I wrote a simple program ("controller") to run some computation on a separate node ("worker"). The reason being that if the worker node runs out of memory, the controller still works:
-module(controller).
-compile(export_all).
p(Msg,Args) -> io:format("~p " ++ Msg, [time() | Args]).
progress_monitor(P,N) ->
timer:sleep(5*60*1000),
p("killing the worker which was using strategy #~p~n", [N]),
exit(P, took_to_long).
start() ->
start(1).
start(Strat) ->
P = spawn('worker@localhost', worker, start, [Strat,self(),60000000000]),
p("starting worker using strategy #~p~n", [Strat]),
spawn(controller,progress_monitor,[P,Strat]),
monitor(process, P),
receive
{'DOWN', _, _, P, Info} ->
p("worker using strategy #~p died. reason: ~p~n", [Strat, Info]);
X ->
p("got result: ~p~n", [X])
end,
case Strat of
4 -> p("out of strategies. giving up~n", []);
_ -> timer:sleep(5000), % wait for node to come back
start(Strat + 1)
end.
To test it, I deliberately wrote 3 factorial implementations that will use up lots of memory and crash, and a fourth implementation which uses tail recursion to avoid taking too much space:
-module(worker).
-compile(export_all).
start(1,P,N) -> P ! factorial1(N);
start(2,P,N) -> P ! factorial2(N);
start(3,P,N) -> P ! factorial3(N);
start(4,P,N) -> P ! factorial4(N,1).
factorial1(0) -> 1;
factorial1(N) -> N*factorial1(N-1).
factorial2(N) ->
case N of
0 -> 1;
_ -> N*factorial2(N-1)
end.
factorial3(N) -> lists:foldl(fun(X,Y) -> X*Y end, 1, lists:seq(1,N)).
factorial4(0, A) -> A;
factorial4(N, A) -> factorial4(N-1, A*N).
Note even with the tail recursive version, I'm calling it with 60000000000, which will probably take days on my machine even with factorial4
. Here is the output of running the controller:
$ erl -sname 'controller@localhost'
Erlang R16B (erts-5.10.1) [source] [64-bit] [smp:4:4] [async-threads:10] [hipe] [kernel-poll:false]
Eshell V5.10.1 (abort with ^G)
(controller@localhost)1> c(worker).
{ok,worker}
(controller@localhost)2> c(controller).
{ok,controller}
(controller@localhost)3> controller:start().
{23,24,28} starting worker using strategy #1
{23,25,13} worker using strategy #1 died. reason: noconnection
{23,25,18} starting worker using strategy #2
{23,26,2} worker using strategy #2 died. reason: noconnection
{23,26,7} starting worker using strategy #3
{23,26,40} worker using strategy #3 died. reason: noconnection
{23,26,45} starting worker using strategy #4
{23,29,28} killing the worker which was using strategy #1
{23,29,29} worker using strategy #4 died. reason: took_to_long
{23,29,29} out of strategies. giving up
ok
It almost works, but worker #4 was killed too early (should have been close to 23:31:45, not 23:29:29).

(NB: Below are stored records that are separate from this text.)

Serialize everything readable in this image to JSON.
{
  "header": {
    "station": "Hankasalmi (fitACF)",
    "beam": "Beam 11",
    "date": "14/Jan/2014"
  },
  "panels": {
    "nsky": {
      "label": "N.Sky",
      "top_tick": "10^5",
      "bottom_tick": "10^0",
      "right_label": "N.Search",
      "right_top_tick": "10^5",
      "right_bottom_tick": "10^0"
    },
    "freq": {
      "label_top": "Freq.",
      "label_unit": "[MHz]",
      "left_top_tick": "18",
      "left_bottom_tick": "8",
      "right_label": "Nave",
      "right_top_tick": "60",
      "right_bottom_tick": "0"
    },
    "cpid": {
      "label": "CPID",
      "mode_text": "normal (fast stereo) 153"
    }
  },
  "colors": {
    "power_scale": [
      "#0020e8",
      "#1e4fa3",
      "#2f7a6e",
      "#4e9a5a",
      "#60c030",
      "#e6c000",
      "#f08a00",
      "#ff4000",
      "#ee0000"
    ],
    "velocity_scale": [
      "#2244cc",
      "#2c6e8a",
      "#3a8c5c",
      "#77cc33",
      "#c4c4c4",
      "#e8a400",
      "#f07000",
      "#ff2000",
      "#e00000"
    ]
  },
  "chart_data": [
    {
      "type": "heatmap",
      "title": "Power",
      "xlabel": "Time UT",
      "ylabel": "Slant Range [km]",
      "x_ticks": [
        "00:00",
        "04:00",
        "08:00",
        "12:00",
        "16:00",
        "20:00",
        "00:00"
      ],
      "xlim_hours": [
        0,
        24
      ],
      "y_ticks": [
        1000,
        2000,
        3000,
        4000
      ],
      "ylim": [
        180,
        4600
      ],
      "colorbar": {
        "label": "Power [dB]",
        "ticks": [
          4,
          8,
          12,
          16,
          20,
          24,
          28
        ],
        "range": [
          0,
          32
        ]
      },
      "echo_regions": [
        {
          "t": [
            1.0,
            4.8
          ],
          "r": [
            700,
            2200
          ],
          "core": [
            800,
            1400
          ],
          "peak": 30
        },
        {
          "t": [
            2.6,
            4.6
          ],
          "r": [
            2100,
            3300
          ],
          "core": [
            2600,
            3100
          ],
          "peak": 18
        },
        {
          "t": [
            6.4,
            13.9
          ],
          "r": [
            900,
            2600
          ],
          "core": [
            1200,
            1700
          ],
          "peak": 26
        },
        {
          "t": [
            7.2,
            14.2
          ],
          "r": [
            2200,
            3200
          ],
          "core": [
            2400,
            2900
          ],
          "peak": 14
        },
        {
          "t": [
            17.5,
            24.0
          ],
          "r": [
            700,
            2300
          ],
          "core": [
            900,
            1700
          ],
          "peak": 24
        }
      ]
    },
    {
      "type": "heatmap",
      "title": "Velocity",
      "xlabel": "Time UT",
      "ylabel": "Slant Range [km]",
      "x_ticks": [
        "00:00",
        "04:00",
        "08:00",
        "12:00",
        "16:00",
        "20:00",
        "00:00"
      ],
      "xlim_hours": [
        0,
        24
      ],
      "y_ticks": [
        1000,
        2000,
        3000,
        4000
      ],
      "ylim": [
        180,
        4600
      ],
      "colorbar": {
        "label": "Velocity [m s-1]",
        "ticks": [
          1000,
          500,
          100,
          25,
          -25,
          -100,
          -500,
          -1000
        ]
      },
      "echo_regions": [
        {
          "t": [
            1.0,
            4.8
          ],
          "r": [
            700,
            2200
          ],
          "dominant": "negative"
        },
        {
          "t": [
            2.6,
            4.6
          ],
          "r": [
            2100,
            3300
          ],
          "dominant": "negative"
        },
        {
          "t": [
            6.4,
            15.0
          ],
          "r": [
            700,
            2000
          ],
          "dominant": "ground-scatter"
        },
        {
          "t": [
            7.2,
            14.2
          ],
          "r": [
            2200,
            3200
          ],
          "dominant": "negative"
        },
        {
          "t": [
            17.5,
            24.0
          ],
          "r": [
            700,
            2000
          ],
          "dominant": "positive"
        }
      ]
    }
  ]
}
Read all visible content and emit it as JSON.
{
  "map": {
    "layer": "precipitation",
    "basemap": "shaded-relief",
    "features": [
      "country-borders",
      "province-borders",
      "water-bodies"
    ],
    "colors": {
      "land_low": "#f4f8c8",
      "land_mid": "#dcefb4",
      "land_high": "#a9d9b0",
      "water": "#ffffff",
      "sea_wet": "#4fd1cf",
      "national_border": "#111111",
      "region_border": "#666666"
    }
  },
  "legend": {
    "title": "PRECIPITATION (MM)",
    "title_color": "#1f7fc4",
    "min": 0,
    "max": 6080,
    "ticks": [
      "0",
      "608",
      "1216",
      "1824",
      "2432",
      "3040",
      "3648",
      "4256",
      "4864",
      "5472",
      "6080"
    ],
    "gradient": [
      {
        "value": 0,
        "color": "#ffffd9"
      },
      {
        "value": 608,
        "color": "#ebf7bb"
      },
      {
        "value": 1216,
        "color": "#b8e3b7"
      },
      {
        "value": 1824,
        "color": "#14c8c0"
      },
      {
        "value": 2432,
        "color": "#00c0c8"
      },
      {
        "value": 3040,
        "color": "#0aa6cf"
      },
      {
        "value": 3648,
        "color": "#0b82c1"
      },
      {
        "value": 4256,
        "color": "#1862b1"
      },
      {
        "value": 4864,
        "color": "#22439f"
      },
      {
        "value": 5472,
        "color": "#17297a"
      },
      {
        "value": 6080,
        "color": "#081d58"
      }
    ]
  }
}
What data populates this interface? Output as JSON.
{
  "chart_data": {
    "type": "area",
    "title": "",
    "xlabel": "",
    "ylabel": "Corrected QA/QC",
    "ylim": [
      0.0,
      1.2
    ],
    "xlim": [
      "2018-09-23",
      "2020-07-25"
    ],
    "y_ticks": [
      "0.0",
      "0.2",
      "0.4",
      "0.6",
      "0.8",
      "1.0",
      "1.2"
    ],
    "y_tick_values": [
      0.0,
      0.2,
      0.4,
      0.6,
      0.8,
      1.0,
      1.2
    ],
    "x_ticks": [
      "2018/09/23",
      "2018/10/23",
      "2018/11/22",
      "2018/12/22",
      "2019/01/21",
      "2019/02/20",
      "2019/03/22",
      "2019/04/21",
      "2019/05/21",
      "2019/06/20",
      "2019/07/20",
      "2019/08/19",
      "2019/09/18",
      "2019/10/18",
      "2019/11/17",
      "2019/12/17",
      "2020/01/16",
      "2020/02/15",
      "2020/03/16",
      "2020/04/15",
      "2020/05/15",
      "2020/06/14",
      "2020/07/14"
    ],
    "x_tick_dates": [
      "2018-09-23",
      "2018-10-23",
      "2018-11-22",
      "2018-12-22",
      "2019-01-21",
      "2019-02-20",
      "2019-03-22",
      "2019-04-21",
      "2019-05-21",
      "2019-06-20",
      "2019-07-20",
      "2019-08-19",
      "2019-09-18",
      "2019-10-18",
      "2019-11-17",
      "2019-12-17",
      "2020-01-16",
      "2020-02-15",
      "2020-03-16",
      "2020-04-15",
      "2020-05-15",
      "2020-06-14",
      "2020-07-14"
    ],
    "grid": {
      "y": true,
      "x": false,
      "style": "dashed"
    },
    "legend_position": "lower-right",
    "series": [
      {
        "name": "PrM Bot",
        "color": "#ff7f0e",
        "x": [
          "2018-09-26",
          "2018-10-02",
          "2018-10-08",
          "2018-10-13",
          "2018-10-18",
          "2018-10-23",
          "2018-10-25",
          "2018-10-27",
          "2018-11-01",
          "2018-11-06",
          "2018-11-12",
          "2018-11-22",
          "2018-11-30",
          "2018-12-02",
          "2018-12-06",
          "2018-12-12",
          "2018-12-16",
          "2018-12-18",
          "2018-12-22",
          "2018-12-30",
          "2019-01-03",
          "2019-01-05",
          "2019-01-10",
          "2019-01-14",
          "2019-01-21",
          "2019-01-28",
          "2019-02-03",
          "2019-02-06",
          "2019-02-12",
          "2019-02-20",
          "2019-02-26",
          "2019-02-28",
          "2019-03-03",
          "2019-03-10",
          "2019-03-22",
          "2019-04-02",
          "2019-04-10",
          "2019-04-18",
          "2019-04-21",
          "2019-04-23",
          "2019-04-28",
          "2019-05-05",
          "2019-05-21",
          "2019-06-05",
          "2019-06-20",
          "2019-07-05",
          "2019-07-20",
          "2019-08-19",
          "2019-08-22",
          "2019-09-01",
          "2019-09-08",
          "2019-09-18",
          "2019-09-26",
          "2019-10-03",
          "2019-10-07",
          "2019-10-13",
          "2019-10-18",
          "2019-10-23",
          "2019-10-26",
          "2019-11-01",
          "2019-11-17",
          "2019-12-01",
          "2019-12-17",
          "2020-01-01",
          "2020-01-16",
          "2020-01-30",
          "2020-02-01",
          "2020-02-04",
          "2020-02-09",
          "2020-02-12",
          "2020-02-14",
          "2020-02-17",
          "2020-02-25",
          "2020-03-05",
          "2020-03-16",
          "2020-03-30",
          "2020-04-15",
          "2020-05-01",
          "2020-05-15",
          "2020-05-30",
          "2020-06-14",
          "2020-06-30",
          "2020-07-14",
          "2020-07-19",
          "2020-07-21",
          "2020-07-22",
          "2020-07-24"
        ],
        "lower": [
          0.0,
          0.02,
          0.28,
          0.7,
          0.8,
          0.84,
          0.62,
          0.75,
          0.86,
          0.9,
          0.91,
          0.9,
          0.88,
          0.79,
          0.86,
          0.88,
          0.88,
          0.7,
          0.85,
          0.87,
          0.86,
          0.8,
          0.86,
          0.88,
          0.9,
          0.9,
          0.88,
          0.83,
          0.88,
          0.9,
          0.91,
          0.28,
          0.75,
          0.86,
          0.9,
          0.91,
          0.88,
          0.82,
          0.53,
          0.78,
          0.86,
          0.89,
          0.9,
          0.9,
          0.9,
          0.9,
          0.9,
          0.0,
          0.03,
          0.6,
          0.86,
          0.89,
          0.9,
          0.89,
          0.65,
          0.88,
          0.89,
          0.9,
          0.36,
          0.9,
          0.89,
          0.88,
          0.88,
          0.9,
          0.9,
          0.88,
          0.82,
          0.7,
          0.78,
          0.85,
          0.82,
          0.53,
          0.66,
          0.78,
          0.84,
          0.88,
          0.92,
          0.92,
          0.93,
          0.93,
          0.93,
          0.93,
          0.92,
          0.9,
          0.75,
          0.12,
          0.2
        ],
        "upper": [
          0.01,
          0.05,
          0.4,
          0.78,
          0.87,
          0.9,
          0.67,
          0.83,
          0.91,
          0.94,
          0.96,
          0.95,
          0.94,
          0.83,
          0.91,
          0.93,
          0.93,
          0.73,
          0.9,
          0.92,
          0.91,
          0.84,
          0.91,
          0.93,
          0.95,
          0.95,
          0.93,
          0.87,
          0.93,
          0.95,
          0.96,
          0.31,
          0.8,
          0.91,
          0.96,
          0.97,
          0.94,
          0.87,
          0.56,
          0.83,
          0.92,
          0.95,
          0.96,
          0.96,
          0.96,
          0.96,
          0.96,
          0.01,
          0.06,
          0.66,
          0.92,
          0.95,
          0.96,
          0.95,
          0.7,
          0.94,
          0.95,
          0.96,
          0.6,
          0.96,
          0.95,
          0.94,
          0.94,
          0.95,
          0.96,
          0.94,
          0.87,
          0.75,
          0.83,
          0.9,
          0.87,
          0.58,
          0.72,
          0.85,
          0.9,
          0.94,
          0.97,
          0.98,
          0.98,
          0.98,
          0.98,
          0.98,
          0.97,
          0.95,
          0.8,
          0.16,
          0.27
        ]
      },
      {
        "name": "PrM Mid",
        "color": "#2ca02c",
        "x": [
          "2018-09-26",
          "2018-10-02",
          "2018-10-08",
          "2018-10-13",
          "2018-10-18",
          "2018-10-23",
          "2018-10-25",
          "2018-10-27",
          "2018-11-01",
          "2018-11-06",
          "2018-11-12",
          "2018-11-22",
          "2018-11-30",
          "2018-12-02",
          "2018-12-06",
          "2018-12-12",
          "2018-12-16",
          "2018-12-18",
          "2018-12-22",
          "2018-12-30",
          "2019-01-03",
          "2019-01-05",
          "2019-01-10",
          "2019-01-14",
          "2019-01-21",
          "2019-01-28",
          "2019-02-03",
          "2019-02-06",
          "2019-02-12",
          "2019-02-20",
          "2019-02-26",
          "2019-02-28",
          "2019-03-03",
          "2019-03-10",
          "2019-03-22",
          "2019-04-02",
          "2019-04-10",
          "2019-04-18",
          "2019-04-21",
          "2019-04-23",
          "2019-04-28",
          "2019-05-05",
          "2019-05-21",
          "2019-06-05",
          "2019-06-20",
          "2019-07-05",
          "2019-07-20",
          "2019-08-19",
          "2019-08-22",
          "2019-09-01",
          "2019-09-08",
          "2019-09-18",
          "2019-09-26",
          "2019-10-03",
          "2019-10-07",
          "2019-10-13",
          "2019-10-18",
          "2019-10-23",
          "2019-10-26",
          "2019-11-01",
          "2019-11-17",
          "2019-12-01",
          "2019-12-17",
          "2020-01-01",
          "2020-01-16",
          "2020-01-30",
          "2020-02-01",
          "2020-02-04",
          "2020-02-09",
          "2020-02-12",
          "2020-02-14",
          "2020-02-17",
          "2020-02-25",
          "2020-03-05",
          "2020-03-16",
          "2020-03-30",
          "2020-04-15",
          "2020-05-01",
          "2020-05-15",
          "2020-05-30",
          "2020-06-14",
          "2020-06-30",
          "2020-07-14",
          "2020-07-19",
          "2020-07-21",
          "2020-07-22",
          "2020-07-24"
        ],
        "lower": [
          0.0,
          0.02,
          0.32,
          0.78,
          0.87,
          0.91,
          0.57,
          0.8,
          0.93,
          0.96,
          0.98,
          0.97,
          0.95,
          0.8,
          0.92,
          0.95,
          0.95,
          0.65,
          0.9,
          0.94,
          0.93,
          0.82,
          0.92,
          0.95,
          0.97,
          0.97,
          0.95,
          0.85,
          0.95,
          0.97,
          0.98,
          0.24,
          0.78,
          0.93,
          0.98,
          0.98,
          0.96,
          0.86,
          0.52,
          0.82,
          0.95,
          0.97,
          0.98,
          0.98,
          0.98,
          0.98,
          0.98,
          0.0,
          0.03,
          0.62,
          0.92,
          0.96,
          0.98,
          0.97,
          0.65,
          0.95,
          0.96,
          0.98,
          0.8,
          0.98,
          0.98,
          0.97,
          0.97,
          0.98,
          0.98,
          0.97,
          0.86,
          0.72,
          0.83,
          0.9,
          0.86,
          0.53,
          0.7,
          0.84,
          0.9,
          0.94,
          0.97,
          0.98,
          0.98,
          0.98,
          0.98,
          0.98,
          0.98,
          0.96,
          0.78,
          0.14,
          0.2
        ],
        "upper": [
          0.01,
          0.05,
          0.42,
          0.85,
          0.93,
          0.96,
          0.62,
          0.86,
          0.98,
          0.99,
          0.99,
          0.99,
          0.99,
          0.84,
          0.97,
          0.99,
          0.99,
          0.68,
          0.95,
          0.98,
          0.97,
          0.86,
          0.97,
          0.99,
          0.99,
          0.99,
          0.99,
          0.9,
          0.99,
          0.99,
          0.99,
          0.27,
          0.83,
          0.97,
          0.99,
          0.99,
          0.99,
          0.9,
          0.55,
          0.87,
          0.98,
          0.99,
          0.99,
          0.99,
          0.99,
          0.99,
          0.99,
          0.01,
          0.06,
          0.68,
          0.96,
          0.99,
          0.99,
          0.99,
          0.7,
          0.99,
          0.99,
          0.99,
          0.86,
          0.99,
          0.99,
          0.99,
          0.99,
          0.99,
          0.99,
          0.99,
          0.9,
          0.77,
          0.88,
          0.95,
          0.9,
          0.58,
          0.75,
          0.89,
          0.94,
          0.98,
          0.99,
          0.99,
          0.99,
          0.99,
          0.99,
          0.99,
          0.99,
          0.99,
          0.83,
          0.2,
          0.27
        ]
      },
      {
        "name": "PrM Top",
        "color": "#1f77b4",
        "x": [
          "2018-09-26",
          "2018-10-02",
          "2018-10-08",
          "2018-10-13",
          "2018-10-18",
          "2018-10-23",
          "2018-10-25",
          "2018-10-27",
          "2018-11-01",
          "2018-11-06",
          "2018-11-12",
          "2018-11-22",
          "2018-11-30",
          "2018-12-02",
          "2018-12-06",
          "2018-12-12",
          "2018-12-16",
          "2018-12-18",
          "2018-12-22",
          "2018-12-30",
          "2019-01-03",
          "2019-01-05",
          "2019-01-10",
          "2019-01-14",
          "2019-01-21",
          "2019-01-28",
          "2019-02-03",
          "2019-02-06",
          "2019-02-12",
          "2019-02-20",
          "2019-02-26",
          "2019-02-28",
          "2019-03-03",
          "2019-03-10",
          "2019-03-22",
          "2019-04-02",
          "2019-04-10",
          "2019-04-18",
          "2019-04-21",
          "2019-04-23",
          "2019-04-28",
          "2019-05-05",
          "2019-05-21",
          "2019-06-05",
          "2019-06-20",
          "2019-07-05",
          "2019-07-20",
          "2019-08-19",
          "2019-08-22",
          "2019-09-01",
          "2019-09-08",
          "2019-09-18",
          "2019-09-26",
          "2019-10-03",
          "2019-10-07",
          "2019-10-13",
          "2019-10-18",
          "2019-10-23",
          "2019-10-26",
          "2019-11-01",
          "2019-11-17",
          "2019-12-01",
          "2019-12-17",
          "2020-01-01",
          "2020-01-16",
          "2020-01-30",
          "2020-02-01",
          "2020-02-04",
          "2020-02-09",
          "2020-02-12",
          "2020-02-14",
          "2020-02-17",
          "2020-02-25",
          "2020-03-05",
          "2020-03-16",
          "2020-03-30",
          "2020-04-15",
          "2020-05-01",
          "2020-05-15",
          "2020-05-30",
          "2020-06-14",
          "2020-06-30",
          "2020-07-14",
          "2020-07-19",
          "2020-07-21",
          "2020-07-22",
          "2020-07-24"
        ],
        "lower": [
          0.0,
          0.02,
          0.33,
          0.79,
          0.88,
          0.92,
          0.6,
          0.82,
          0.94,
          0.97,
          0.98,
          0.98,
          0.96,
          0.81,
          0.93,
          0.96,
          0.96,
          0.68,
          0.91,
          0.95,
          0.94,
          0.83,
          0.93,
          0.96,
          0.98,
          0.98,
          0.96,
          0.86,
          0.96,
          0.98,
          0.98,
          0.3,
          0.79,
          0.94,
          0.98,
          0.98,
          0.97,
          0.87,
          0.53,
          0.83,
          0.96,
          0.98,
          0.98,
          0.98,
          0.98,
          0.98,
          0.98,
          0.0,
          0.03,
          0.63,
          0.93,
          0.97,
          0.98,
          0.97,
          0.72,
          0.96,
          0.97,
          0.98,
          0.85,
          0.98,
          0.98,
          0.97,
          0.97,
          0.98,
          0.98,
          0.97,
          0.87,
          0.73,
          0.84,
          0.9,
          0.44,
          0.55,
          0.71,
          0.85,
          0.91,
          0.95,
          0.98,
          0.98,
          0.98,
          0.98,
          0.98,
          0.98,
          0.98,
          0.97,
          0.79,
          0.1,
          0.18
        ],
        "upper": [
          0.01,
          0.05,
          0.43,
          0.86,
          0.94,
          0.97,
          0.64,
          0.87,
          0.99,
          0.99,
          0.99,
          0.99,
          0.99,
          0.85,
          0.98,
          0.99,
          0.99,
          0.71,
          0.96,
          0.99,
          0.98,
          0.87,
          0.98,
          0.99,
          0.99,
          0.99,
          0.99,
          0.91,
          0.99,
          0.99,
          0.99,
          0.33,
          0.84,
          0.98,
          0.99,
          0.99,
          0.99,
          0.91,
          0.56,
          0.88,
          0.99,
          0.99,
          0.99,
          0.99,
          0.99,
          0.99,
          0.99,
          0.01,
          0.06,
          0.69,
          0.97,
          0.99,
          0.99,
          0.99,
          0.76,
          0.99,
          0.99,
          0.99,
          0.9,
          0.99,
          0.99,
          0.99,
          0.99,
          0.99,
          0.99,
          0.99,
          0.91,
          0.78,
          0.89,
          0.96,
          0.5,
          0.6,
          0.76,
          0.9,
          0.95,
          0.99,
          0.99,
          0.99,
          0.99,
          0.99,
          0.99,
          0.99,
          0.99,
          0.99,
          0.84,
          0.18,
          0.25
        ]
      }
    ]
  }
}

Looking deeper, only worker #1 was attempted to be killed, and no others. So worker #4 should not have died, yet it did. Why? We can even see that the reason was took_to_long
, and that progress_monitor
#1 started at 23:24:28, five minutes before 23:29:29. So it looks like progress_monitor
#1 killed worker #4 instead of worker #1. Why did it kill the wrong process?
Here is the output of the worker when I ran the controller:
$ while true; do erl -sname 'worker@localhost'; done
Erlang R16B (erts-5.10.1) [source] [64-bit] [smp:4:4] [async-threads:10] [hipe] [kernel-poll:false]
Eshell V5.10.1 (abort with ^G)
(worker@localhost)1>
Crash dump was written to: erl_crash.dump
eheap_alloc: Cannot allocate 2733560184 bytes of memory (of type "heap").
Aborted
Erlang R16B (erts-5.10.1) [source] [64-bit] [smp:4:4] [async-threads:10] [hipe] [kernel-poll:false]
Eshell V5.10.1 (abort with ^G)
(worker@localhost)1>
Crash dump was written to: erl_crash.dump
eheap_alloc: Cannot allocate 2733560184 bytes of memory (of type "heap").
Aborted
Erlang R16B (erts-5.10.1) [source] [64-bit] [smp:4:4] [async-threads:10] [hipe] [kernel-poll:false]
Eshell V5.10.1 (abort with ^G)
(worker@localhost)1>
Crash dump was written to: erl_crash.dump
eheap_alloc: Cannot allocate 2733560184 bytes of memory (of type "old_heap").
Aborted
Erlang R16B (erts-5.10.1) [source] [64-bit] [smp:4:4] [async-threads:10] [hipe] [kernel-poll:false]
Eshell V5.10.1 (abort with ^G)
(worker@localhost)1>